No meio da tragédia da pandemia, podemos alegrar-nos com um pouco menos de poluição atmosférica e sonora, mas temos de exigir uma nova economia que não nos mate, para usar a expressão da exortação apostólica do Papa Francisco Evangelii Gaudium, de 2013. O Papa Francisco lembra-nos na catequese de hoje, Dia da Terra, que não temos sido os seus guardiões. Temos agora uma ocasião para repensar o nosso modelo económico global, para uma proteção mais eficaz do planeta, para lá das belas palavras e da apropriação dos slogans dos activistas climáticos.

Este será o quinto ano do Acordo de Paris, da Agenda 2030 das Nações Unidas, que tem a ação climática como prioridade, e da encíclica Laudato Si, que diagnosticou a grande crise socioambiental que vivemos e propôs caminhos para uma mudança de paradigma. Se tudo correr bem, terá ainda lugar este ano o encontro dos jovens da Economia de Francisco.
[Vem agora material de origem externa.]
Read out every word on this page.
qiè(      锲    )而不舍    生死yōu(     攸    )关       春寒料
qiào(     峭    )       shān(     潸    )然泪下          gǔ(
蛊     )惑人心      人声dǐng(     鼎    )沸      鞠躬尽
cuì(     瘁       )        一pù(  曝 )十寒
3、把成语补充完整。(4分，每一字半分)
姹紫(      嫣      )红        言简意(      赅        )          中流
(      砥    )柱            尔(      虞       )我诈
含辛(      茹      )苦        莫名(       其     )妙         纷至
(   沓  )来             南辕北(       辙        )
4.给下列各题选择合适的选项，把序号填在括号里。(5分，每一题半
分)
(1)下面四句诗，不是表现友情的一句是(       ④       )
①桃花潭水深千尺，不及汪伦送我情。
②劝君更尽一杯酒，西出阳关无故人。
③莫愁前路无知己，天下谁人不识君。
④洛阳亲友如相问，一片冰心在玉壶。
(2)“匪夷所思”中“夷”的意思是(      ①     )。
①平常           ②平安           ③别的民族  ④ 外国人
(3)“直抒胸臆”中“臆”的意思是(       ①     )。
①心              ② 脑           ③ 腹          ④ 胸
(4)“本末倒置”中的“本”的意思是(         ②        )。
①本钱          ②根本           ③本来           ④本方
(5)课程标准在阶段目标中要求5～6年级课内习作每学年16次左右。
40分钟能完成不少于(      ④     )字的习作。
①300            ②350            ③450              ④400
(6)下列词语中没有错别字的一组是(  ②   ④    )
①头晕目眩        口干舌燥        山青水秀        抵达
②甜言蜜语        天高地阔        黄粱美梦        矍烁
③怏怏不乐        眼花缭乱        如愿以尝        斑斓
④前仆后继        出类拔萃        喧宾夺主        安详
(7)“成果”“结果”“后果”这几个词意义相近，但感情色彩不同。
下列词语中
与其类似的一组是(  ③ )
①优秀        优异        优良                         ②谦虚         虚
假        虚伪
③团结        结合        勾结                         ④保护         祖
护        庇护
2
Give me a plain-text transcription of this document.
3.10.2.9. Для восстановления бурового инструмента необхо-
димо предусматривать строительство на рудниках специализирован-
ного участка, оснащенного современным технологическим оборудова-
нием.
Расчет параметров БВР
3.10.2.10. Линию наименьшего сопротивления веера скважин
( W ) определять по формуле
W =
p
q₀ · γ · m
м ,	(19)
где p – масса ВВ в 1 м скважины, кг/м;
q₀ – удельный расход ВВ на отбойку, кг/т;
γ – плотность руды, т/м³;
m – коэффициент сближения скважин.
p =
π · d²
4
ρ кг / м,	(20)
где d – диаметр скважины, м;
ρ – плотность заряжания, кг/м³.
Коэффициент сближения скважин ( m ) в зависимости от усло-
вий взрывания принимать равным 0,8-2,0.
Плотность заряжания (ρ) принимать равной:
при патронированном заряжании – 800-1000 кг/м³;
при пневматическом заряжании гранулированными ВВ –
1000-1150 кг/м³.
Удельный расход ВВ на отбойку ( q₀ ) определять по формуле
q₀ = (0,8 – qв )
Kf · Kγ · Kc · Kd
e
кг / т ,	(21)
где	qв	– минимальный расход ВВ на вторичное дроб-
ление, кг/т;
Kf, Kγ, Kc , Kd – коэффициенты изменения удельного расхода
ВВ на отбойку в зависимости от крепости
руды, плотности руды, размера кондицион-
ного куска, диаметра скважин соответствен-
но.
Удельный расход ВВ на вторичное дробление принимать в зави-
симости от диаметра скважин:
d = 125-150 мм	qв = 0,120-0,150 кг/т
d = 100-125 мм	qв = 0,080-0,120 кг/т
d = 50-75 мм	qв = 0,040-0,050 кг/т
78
Está na hora de reconhecer que “[p]ara se resolver uma situação tão complexa como esta que enfrenta o mundo atual, não basta que cada um seja melhor. A conversão ecológica, que se requer para criar um dinamismo de mudança duradoura, é também uma conversão comunitária.” (LS 219) Em tempos de isolamento, precisamos de nos juntar, refletir e agir. Todos em defesa de cada um.

* Os jesuítas em Portugal assumem a gestão editorial do Ponto SJ, mas os textos de opinião vinculam apenas os seus autores.